In the Supremacy Clause of the Constitution, it is written that " This Constitution, and the Laws of the United States which shall be made in Pursuance thereof; and all Treaties made, or which shall be made, under the Authority of the United States, shall be the supreme Law of the Land; and the Judges in every State shall be bound thereby, any thing in the Constitution or Laws of any State to the Contrary notwithstanding."   As such, the Supremacy Clause can be seen as the very backbone that protects our Bill of Rights from abuses by state or local municipalities.   Our Constitution is the supreme Law of the Land.  This does not mean that state or municipal governments cannot make laws such as "no sleeping in a park".  The state or municipal government is completely within their own right to make such a law.  However, should that regulation impose itself and be used to oppress the defined rights of the people living within this country, the state or local municipality is going against the Law of the Land. 

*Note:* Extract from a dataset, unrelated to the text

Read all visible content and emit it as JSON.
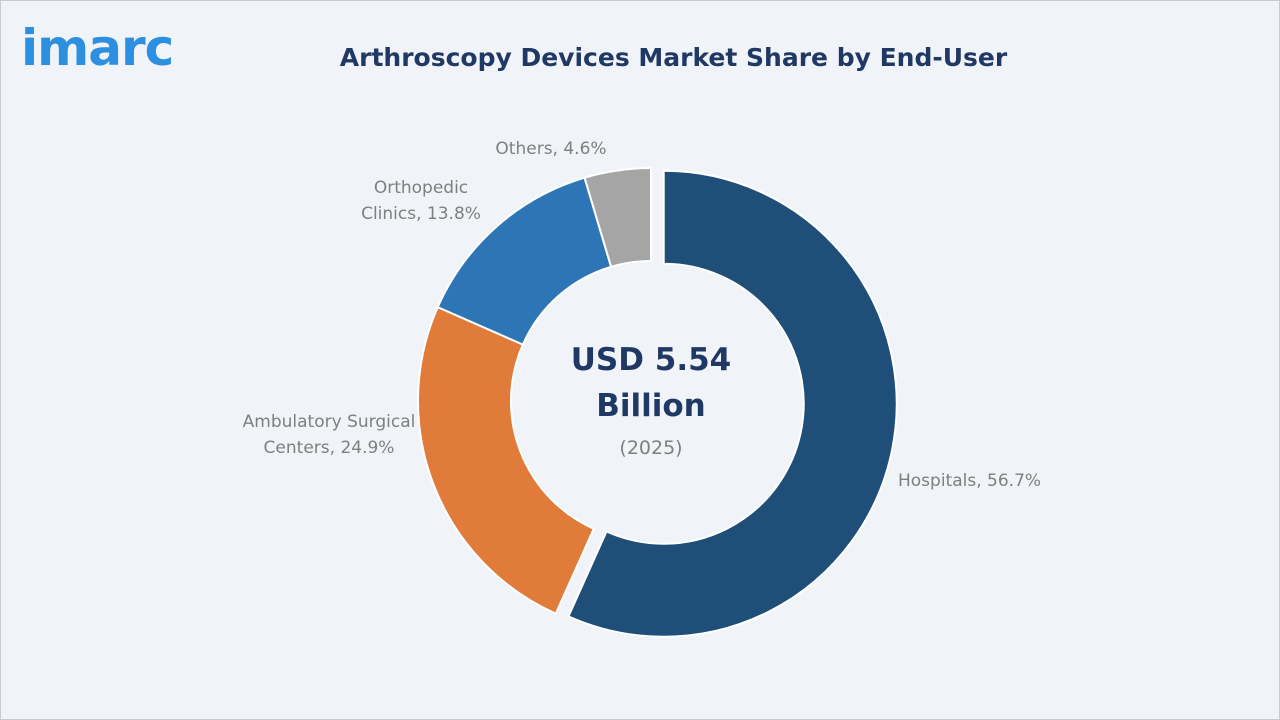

It should be of no great surprise, especially in recent events, that the First Amendment is the amendment most likely to be subject to abuse.   Our capital may be the frequent site of protesters but, just as frequently, protesters can be found outside of private businesses, places of convention, and at our city halls. The responsible management of the latter does not lie with our federal government but instead, with our state and municipal governments.  The burden of any costs of a protest are also shouldered by our state and local governments as well.  Is it any wonder why, with the Occupy Movement,  it is not our military that we are seeing down on the streets of cities actively oppressing First Amendment rights, but, instead, is occurring through the actions of our mayors, governors, and police departments?  They are the ones who shoulder the responsibility.  

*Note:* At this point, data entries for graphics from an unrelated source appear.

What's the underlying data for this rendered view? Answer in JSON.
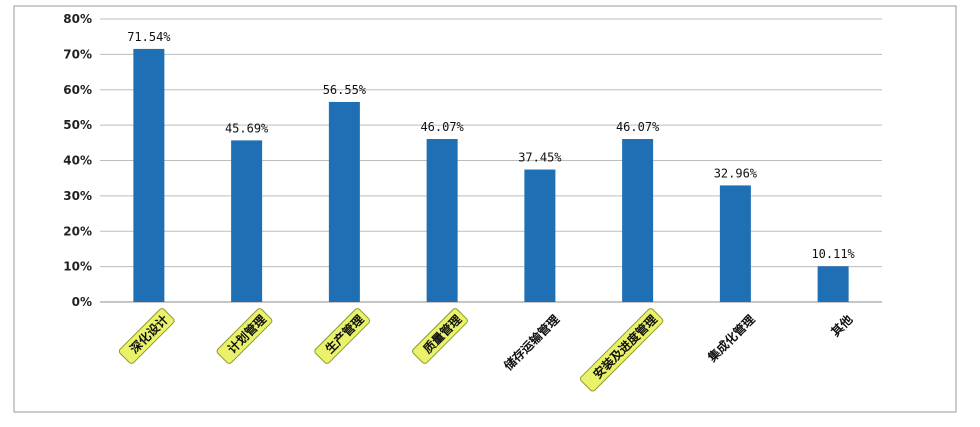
{
  "chart_data": {
    "type": "bar",
    "categories": [
      "深化设计",
      "计划管理",
      "生产管理",
      "质量管理",
      "储存运输管理",
      "安装及进度管理",
      "集成化管理",
      "其他"
    ],
    "values": [
      71.54,
      45.69,
      56.55,
      46.07,
      37.45,
      46.07,
      32.96,
      10.11
    ],
    "data_labels": [
      "71.54%",
      "45.69%",
      "56.55%",
      "46.07%",
      "37.45%",
      "46.07%",
      "32.96%",
      "10.11%"
    ],
    "highlighted": [
      true,
      true,
      true,
      true,
      false,
      true,
      false,
      false
    ],
    "ylim": [
      0,
      80
    ],
    "y_ticks": [
      "0%",
      "10%",
      "20%",
      "30%",
      "40%",
      "50%",
      "60%",
      "70%",
      "80%"
    ],
    "grid": true,
    "legend": "none",
    "colors": {
      "bar": "#1f6fb5",
      "highlight_fill": "#e9f26a",
      "highlight_stroke": "#8a9a2a",
      "grid": "#bdbdbd",
      "frame": "#9a9a9a"
    }
  }
}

Even taking that into consideration, however, our state and municipal governments must always keep in mind that their local laws--state or municipal--do not trump our Constitutional laws. Our First Amendment expressly states that "Congress shall make no law respecting an establishment of religion, or prohibiting the free exercise thereof; or abridging the freedom of speech, or of the press; or the right of the people peaceably to assemble, and to petition the Government for a redress of grievances."  What has traditionally occurred when a state or local law infringes upon a Constitutional right is that the injury to those rights occurs and the state or local government, then, gets to look forward to possibly multiple courtroom battles over the breach and the distinct probability that they will lose due to the Supremacy Clause.  I find it ironic that mayors within the cities of these protests complain so much about the costs of replanting grass and the overtime hours paid for the police when the the costs of the latter is being utilized to breach the Law of the Land.  Every protester that they arrest, process and shelter becomes a cost.  This cost is not just the cost of paying for the associated services of their imprisonment but also the cost of the eventual courtroom battles ahead.  Our state and local municipalities are fools if they think that these battles will not happen. 

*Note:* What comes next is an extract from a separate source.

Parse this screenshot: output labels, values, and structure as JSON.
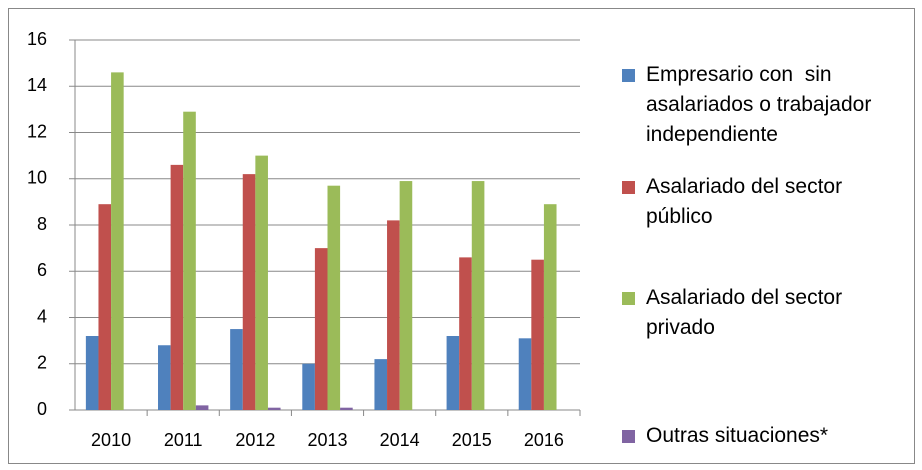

We, the people, do not take the infringement upon our Bill of Rights lightly and for just reason. Our Bill of Rights is the pride and joy of our nation.  It is our insurance that our governments--whether local, state or federal--cannot abuse these stated rights.  It is our protection from fascism and our protection when we must voice our discontent with the actions of our governments.  If a protester throws a molotov, then he or she may be arrested.  Violence is not protected free speech.  If a protester attempts to incite a riot through dangerous wording, then he or she may be arrested for violence is not protected free speech.  However, holding up a sign in a park in a sit in and demanding the redress of grievances from our governments, is precisely protected free speech as per James Madison, himself.  Our governments should not forget this.  Nor should they forget which law reigns supreme for it is not the law that prohibits sitting on a sidewalk, camping in park, or marching through the streets--it is our Constitutionals which reign supreme.